IMHO, the proper thing for the Standard to do in many such cases would be to define _STDC* macros which would indicate what guarantees the compiler will or won't provide as presently configured. Since many compilers have options that can guarantee behaviors in cases not required by the Standard, being able to precede existing code that relies upon such semantics with #if (__STDC_GUARANTEES && !__STDC_DIRECT_LINEAR_POINTERS) #error This code requires direct linear pointer semantics. #endif would ensure that moving to a new C17 compiler would not cause the code to behave erroneously. - Super gato

It may be that the only way to make the code usable with a new compiler would be to rewrite it so as not to require such semantics, but the need for rewrite would become apparent when it arose. If within the useful lifetime of the code it never becomes necessary to use it with a compiler that can't support such semantics, rewriting the code for compatibility with such compilers impose huge costs but negative benefit (since any mistakes in the rewrite could add bugs to code whose behavior would otherwise have been correct when evaluated using the specified semantics). - Super gato

@supercat: There's already a way to get compile-time errors when the application requires munging pointers as integers and the implementation doesn't support it: the cast to uintptr_t is an error because the (optional) type uintptr_t is not defined. Of course there's a theoretical case where the type/conversion is defined but not a flat linear mapping, so if that would break your application too you need to deal with it in some other way... - R .. GitHub DEJA DE AYUDAR A ICE

According to the C11 standard, §6.5.6/8 (I put in the first part for context):

When an expression that has integer type is added to or subtracted from a pointer
...
Si tanto el operando del puntero como el resultado apuntan a elementos del mismo objeto de matriz, o uno más allá del último elemento del objeto de matriz, la evaluación no producirá un desbordamiento; de lo contrario, el comportamiento no está definido.

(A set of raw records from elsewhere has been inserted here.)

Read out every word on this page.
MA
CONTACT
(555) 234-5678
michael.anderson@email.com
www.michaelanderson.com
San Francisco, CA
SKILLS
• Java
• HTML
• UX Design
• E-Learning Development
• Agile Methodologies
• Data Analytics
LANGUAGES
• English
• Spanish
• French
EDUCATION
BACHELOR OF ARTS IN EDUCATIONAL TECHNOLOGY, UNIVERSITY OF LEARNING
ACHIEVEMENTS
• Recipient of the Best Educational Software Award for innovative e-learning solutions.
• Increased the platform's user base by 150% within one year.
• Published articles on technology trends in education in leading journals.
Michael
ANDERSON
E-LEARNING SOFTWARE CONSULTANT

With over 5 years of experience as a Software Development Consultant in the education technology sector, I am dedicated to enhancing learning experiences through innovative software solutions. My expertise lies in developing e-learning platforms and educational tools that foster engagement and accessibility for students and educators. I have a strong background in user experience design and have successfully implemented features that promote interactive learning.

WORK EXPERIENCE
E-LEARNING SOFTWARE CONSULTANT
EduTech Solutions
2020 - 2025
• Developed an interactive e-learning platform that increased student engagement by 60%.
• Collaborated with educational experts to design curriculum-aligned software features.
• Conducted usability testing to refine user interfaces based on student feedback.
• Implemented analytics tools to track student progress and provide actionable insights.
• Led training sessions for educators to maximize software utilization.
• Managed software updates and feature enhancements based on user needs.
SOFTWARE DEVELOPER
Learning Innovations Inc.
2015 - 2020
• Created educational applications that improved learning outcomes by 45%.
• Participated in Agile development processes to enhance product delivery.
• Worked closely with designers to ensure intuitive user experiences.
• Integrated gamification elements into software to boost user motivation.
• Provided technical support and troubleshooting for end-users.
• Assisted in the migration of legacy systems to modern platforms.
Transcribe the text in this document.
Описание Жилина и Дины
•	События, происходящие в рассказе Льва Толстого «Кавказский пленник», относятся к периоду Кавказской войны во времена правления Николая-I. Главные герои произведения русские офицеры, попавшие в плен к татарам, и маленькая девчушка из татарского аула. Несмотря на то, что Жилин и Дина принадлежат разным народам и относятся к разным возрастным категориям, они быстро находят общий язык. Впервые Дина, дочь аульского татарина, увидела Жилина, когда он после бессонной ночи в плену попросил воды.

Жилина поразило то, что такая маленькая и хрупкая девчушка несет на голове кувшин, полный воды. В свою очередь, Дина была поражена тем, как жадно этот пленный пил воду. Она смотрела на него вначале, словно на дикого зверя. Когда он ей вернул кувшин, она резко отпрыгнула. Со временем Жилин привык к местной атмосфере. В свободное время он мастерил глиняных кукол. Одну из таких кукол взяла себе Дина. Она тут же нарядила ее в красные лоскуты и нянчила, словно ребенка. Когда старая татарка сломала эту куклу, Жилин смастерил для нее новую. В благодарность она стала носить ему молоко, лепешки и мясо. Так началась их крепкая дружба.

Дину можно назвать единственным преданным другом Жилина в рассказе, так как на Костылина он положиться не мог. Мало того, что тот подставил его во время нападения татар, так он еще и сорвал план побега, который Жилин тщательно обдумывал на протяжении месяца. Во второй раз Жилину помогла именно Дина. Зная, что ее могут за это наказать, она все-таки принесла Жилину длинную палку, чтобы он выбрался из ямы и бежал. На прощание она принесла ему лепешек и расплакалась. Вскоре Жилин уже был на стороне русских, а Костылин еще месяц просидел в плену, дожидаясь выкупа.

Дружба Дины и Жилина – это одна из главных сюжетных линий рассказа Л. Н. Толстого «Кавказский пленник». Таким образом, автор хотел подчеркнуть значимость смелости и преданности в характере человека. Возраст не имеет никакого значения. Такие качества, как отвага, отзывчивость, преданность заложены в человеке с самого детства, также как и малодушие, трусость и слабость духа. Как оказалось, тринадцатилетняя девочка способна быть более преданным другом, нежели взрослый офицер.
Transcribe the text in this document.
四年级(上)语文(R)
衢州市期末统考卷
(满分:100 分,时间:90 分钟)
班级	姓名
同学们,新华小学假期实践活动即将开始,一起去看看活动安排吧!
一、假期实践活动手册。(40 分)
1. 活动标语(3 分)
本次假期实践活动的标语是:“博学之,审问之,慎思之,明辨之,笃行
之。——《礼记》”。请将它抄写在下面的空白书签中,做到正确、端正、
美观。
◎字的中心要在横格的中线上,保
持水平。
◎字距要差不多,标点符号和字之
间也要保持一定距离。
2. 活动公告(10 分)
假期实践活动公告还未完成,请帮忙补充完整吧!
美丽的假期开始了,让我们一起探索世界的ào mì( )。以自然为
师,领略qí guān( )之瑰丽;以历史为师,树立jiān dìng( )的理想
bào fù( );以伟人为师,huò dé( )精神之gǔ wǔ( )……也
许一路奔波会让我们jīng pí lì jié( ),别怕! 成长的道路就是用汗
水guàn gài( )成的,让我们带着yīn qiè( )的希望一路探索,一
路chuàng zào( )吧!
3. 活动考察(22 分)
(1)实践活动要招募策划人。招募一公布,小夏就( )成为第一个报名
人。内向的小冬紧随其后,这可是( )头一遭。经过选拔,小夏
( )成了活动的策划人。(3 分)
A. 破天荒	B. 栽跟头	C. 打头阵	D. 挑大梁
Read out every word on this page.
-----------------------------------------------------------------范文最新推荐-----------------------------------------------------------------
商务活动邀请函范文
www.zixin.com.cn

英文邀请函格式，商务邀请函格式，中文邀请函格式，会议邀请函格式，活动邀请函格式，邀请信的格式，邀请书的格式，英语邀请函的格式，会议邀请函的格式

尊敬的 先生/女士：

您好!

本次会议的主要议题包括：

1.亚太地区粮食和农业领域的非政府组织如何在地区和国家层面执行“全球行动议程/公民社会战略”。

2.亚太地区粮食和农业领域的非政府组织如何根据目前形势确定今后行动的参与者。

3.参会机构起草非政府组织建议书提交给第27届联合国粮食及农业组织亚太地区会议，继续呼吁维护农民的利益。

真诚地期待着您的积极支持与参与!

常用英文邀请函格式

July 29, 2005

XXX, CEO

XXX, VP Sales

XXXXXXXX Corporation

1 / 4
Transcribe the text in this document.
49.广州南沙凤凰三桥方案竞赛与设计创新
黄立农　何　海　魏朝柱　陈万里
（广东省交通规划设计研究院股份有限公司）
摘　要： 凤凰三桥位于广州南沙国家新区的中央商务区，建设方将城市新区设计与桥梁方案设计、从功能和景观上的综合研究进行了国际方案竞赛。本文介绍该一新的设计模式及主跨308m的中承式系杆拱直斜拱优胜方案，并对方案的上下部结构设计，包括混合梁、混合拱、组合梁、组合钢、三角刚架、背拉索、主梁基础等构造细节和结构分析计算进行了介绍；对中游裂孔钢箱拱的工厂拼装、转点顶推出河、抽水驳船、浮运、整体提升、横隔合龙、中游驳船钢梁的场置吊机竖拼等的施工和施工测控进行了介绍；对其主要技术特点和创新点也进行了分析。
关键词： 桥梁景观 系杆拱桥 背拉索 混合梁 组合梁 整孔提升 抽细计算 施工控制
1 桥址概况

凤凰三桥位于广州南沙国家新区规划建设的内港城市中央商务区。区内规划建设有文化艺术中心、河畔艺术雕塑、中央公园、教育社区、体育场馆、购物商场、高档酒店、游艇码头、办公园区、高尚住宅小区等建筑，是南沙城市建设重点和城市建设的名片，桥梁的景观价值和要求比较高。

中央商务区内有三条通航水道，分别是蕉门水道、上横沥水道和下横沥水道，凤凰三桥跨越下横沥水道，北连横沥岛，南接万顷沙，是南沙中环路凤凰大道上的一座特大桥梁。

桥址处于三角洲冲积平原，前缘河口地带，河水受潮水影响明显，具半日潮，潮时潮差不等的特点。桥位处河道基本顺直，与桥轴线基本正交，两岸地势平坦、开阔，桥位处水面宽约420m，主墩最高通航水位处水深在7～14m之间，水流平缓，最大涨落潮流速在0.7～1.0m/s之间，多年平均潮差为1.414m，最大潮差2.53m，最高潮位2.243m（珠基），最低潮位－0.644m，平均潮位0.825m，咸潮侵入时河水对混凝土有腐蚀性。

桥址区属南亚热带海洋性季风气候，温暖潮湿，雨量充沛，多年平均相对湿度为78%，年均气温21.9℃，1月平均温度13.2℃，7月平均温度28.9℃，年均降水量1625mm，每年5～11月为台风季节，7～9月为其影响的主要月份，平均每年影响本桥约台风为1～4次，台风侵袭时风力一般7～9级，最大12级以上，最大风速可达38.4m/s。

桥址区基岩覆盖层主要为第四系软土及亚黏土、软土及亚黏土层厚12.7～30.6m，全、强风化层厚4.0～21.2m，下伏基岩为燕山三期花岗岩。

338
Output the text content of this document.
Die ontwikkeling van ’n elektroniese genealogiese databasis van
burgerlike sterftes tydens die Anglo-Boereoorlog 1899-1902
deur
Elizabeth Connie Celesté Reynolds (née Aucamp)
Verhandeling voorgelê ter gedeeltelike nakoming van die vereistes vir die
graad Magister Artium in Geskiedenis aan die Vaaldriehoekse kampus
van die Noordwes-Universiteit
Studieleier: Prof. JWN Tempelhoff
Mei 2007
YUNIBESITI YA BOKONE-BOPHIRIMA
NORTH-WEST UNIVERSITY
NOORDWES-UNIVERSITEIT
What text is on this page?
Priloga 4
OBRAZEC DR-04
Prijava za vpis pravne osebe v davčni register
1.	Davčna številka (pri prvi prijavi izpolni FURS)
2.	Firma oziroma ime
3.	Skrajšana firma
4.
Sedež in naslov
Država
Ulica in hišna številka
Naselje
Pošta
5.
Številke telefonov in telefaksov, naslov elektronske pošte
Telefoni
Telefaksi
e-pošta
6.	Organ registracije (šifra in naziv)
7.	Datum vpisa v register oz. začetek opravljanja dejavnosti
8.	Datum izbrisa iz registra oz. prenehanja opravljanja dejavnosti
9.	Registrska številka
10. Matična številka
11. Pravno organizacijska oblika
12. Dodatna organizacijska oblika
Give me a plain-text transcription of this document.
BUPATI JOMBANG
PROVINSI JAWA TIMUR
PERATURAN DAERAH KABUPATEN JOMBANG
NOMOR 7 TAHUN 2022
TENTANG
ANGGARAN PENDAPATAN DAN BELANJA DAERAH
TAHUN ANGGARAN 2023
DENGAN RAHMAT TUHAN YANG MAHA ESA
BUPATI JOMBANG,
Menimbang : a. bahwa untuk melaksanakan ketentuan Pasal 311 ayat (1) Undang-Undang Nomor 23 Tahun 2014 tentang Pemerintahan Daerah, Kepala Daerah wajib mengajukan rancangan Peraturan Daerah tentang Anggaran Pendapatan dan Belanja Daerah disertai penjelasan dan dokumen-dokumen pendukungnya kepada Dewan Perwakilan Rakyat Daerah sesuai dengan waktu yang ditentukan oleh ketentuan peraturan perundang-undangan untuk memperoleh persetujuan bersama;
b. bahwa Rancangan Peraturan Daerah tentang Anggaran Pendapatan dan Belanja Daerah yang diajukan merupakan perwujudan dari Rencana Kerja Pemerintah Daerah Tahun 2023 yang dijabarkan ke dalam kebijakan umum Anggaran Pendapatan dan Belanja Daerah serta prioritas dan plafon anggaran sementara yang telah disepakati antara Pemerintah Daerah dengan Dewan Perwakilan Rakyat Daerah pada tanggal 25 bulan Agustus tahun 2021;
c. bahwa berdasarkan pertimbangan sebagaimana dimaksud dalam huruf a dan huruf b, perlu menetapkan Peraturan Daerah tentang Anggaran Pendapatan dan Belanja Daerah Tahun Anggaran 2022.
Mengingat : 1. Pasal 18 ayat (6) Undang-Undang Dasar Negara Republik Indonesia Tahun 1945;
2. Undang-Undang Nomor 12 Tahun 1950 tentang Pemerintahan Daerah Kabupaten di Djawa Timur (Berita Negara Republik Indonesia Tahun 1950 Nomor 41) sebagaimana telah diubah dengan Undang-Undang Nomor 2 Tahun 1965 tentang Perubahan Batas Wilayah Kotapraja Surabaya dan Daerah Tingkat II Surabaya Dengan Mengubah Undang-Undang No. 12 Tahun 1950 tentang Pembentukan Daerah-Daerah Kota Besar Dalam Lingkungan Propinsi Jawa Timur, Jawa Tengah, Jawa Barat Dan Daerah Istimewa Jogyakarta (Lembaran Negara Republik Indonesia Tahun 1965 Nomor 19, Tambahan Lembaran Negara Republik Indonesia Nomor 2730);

Therefore, a result that is outside of the array and not one past the end is undefined behaviour.

Respondido 24 ago 12, 04:08

Which is funny because p + 2 - 2 está definido, pero p - 2 + 2 is undefined. So much for associativity... - Mística

@Mysticial: Indeed. By the way, this brings up an easy-to-make error. Code like ptr + index - base_index is wrong and invokes UB if index goes outside the bounds of the pointed-to array. The alternate forms ptr + (index - base_index) or &ptr[index-base_index] are usually what you need. I've made this mistake a number of times myself. - R .. GitHub DEJA DE AYUDAR A ICE

@Mysticial Exactly! That's why I thought it was weird. - hacer señas

@R.. But this mistake has resulted in an actual error? Or just, say, a warning? - hacer señas

Not that exact issue, but a similar one has led to a major error. I was mistakenly adding a moderately over-large offset to a base pointer to get an "end pointer", then looping as long as the pointer was less than the end pointer. The code worked fine on i386-linux running native on 32-bit processors (where pointers in the 3-4gb range never occur) and on x86_64 processors, but failed in i386 code running on a 64-bit kernel, since the stack got put very close to 0xffffffff and the addition overflowed. The result was a bad crash that was difficult to track down. - R .. GitHub DEJA DE AYUDAR A ICE

"Yes" the conditions you mentioned are covered in specifications.

    int *r = p - 2; 

r is outside bounds of array p, the evaluation results in allocation of position to r, 2 int positions behind/before the address of p.

`r[3]` is simply the "4th" int position after the address of r

Respondido 24 ago 12, 07:08

No es la respuesta que estás buscando? Examinar otras preguntas etiquetadas or haz tu propia pregunta.